I took another deep breath and reached out for him. It was like picking up a stuffed animal. It was like he was never alive. I put him in a box. His gray ears stuck out of it. I put the lid on the box and turned to Smoke who looked sad, really sad.

I wanted to make sure he was okay. I wanted to make sure he wasn’t on the verge of dying too.

Smoke hopped over to me when he heard me open his bag of food. He was so hungry he started climbing all over the bag. To our relief, he started eating. And eating. And that was a very good sign.

Smoke returned to his cage for the night, looking sad. I knew he was missing Ash.

The next day, Smoke seemed fine. His poop was looking better too. But he was sad. So incredibly sad. We let him out of the cage and stayed in one corner of the bathroom. We gave him toys, he ignored us. We gave him food, he ignored us.

Manang Amy dug a hole by Jill’s mango tree. The four of us – Manang Amy, Jill, Jinna and I – held a quick bunny funeral.

Jinna showed me a flower she had picked from the garden. She carried Ash’s box downstairs, placed it in the hole and put the flower on top of the box before Manang Amy started shoveling dirt to cover it.

“Jinna, lead the prayer.” we said.

She smiled sheepishly. “Umm… di ako ready.”

“Sige na, pray ka lang,” we said to her.

And she started praying.

“Bless us, Oh Lord, and these thy gifts which we are about to receive from thy bounty, through Christ, Our Lord. Amen.”

The prayer before meals. At a bunny funeral.

I couldn’t help it. I started laughing. And I couldn’t stop. Tears streamed down my face, tears for Ash, but I also couldn’t stop laughing. Jill couldn’t stop laughing either.

It was a crazy funeral, short, funny, sad – just like our quick roller coaster ride with our beloved Ash.

Jill posted on Twitter last night: “I hope all bunnies go to heaven.”

I know Ash is in bunny heaven. And I hope he’s watching over Smoke because he’s still extremely sad.

Thankfully, he liked the stuffed rabbit we left by his side. At least he still has a bunny to cuddle with. And he’s started eating again – carrots did the trick.

At this point, I am willing to do anything to make Smoke happy again – cartwheels, card tricks, I’d freaking eat fire.

Because God help us, we are going to keep this rabbit alive.

Searching for Sylvia

Today, my beloved book store failed me.

Last night, I updated my Facebook album of “Books I’ve Read In 2011” and realized two things:

1. I’ve read 66 books this year – 65, actually, because I read Dash and Lily’s Book of Dares twice.
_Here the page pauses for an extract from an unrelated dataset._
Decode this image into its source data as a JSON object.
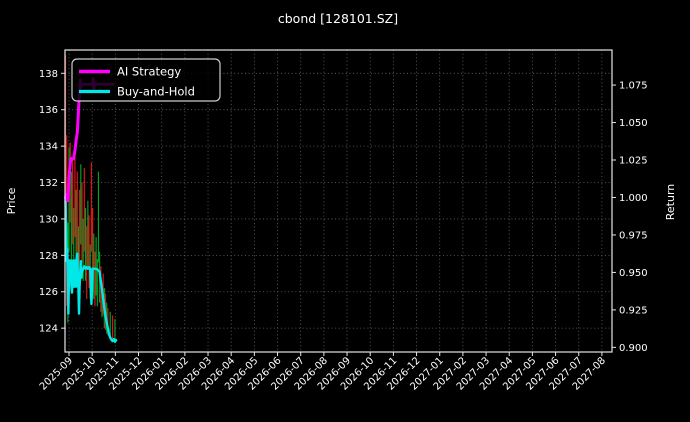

And that means I haven’t been meeting my goal to read at least ten books a month.

2. I read like I’m a 13-year-old girl. The books I’ve read so far this year are an embarrassing mix of young adult favorites, chick lit, non-fiction, a few memoirs, crime and Justin Bieber.
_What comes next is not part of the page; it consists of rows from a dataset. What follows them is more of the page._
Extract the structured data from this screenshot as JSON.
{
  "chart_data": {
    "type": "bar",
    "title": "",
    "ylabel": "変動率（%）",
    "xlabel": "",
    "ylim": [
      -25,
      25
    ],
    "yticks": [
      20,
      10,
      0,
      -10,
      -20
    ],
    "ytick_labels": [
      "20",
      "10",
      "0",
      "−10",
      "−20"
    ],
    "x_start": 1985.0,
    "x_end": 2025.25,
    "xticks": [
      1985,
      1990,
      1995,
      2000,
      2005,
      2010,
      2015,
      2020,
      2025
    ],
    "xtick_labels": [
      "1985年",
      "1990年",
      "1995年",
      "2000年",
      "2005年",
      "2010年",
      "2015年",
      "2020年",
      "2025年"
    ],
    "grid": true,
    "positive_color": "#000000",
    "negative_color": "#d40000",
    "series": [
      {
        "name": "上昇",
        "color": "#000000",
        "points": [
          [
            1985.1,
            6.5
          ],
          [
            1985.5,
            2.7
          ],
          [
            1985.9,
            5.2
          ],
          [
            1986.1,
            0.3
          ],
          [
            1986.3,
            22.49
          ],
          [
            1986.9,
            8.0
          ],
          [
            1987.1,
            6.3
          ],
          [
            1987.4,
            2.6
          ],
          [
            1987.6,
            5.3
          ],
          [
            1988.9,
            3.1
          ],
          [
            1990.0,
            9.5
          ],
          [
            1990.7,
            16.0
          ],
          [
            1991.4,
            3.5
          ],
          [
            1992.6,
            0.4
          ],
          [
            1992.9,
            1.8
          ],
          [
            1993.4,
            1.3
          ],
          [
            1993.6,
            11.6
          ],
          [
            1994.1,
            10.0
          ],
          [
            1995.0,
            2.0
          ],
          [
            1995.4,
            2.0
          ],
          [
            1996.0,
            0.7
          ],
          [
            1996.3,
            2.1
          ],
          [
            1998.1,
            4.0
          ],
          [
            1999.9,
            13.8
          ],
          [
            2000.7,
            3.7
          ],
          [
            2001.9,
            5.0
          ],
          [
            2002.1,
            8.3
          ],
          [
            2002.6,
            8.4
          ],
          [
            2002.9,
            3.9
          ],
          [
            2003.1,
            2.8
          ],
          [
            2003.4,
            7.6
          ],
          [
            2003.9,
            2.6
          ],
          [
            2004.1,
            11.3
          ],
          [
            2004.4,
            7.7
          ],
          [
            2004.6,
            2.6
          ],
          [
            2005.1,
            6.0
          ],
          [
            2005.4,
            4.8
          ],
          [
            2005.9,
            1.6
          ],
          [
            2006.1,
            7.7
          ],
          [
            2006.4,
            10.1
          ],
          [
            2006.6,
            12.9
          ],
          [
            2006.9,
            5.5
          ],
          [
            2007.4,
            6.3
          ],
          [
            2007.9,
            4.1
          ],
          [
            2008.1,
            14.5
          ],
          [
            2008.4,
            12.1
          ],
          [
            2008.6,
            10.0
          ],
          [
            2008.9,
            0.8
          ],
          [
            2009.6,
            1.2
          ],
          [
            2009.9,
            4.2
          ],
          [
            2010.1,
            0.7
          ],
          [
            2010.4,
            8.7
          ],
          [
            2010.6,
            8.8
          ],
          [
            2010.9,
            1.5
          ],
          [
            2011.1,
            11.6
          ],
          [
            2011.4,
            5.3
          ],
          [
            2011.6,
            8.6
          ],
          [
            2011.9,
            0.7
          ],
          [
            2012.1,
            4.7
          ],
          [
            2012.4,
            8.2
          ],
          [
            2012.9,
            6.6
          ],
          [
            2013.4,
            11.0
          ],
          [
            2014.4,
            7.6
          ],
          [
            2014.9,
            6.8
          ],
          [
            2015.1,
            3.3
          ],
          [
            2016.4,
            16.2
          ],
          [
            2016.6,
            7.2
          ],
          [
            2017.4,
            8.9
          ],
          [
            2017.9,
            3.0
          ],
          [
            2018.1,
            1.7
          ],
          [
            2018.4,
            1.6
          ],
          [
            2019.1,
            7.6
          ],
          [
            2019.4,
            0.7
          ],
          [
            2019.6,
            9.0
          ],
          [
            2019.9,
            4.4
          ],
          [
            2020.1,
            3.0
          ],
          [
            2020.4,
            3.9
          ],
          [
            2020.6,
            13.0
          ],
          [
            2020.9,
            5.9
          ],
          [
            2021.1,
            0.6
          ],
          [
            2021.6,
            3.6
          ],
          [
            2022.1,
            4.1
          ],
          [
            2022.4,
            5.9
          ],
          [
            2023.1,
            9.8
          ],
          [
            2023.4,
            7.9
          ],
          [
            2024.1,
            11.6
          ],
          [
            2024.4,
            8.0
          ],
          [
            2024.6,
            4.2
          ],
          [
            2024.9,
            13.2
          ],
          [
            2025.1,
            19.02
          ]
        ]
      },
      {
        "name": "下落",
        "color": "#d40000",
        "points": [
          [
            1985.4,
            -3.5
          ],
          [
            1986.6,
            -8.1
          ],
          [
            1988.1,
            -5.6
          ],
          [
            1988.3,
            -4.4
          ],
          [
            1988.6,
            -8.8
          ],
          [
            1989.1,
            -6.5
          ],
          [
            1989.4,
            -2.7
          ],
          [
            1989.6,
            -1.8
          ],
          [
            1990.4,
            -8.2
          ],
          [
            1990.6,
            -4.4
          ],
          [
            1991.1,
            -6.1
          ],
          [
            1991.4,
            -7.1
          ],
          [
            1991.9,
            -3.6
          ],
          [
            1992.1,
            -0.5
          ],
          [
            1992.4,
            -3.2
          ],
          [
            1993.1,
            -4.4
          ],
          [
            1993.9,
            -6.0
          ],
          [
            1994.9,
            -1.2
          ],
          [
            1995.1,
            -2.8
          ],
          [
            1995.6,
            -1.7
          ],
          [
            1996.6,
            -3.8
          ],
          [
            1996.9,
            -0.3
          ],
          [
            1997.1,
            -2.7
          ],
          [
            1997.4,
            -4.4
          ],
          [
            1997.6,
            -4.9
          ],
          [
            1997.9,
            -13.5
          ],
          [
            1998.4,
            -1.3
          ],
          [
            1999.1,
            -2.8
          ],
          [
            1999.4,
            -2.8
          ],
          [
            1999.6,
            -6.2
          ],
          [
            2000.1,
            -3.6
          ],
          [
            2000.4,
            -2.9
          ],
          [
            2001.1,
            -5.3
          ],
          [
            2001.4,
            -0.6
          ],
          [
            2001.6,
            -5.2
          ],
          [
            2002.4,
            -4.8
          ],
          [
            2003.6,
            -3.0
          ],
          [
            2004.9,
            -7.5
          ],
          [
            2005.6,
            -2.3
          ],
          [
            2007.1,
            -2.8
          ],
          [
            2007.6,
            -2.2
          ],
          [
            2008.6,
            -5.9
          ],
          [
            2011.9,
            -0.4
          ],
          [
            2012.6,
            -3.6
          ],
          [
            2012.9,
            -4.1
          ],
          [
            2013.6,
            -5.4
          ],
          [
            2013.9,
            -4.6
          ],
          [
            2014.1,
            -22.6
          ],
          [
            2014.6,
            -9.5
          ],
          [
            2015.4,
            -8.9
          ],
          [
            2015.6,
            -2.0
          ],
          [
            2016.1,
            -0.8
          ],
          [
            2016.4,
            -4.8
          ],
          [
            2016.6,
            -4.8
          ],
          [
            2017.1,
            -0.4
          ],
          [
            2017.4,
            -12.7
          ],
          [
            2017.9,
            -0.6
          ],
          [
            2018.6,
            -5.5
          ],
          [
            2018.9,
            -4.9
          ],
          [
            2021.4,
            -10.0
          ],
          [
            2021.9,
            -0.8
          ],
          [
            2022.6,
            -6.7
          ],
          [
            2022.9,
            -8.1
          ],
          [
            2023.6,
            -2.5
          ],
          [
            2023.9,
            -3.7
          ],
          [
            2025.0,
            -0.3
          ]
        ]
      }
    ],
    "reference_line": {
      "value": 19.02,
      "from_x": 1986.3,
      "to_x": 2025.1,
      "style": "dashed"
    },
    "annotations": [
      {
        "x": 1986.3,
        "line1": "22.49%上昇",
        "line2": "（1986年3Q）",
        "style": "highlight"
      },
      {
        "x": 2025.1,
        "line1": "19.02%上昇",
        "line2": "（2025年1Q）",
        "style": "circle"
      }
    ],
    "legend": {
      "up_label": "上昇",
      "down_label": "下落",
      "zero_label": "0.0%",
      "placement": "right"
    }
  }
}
And those realizations led to more realizations:

1. Fuck, I’m 30 years old. I cannot be reading like a 13-year-old.

2. Holy shit, no. I’m not 30, I’m almost 31. That’s even more embarrassing.

3. While I have a huge pile of books waiting to be read, they’re of the same variety – my trail mix of juvenile fun and sexy trash. And that leads us to number…
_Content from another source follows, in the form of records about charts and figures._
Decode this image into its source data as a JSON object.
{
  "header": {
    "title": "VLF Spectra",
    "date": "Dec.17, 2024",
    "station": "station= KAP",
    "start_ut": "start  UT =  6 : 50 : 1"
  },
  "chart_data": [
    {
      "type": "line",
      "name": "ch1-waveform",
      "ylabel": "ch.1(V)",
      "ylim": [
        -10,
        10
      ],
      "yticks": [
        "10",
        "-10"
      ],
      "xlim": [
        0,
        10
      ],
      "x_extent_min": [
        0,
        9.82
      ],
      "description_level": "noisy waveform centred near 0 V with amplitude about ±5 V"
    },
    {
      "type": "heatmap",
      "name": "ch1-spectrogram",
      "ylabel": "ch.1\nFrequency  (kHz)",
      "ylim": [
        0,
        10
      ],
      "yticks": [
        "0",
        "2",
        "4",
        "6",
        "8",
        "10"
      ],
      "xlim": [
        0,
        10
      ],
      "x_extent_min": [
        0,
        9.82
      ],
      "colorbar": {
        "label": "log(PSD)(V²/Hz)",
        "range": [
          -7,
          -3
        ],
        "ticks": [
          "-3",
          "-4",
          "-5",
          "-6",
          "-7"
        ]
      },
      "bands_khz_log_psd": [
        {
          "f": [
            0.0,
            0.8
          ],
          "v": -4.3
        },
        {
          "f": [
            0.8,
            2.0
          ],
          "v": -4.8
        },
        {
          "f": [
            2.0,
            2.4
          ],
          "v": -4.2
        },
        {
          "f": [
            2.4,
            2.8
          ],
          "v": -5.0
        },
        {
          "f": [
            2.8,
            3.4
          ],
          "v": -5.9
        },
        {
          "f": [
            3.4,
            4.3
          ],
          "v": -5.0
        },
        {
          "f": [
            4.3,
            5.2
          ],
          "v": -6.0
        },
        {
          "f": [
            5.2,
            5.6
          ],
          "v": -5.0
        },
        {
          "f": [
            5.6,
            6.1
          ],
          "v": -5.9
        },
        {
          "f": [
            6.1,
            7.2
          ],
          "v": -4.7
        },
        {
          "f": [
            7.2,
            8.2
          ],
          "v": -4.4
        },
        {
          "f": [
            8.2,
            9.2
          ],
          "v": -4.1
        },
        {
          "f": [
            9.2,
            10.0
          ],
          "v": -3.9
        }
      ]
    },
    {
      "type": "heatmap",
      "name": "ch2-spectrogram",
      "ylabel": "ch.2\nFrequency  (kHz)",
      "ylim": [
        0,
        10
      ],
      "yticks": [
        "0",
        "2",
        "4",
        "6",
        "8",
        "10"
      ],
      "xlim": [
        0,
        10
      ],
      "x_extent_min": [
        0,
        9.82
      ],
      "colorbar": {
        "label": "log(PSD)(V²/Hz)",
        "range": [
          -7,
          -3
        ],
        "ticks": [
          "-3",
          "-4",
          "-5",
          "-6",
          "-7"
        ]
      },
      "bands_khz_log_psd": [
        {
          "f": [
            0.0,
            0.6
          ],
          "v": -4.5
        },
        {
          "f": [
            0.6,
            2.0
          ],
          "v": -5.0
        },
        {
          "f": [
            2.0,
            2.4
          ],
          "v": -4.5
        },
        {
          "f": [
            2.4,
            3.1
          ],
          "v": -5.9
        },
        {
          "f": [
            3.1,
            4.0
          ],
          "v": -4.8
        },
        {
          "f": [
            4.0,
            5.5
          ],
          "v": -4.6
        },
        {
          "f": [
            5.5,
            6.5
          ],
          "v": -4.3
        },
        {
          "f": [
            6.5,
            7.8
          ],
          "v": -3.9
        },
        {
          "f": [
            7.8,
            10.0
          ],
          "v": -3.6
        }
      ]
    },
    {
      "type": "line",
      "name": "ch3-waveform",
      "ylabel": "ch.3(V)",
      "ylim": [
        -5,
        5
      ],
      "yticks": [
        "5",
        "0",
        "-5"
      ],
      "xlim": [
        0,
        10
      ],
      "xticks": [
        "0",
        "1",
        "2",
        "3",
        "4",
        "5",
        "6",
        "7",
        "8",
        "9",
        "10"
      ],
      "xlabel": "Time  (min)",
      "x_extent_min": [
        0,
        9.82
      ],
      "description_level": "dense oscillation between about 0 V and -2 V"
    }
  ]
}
4. I need to buy new books.

5. I need to buy books because Sylvia Plath was 30 when she put her head in the oven and left behind Pulitzer-worthy poetry and here I am, same age as she was when she said goodbye, wasting my time, choosing to swim in marshmallow fluff.

6. I knew what I needed to do. I needed to find Sylvia Plath.

I own several of her books but I have no idea where they are. I’ve never finished any of them, her sadness always scared me. But I think I’m ready now.

And so today, I went to the book store. I dumped my laptop and bag into a cart and proceeded to check every inch of their shelves for signs of Sylvia.

There were none.

I checked everywhere. Biographies, memoirs, poetry, literature, award-winning literature, fiction, non-fiction. I found nothing. I checked children’s books, dictionaries, travel books, self-help, graphic novels, effing cook books. No Sylvia.

Not happy to be defeated and not willing to walk away empty-handed, I decided to find other books to read instead.

I walked out of the book store with The Complete Stories of Franz Kafka and The Portable Dorothy Parker.

They’re not Sylvia but Frank and Dorothy will have to do while I continue my search for Sylvia.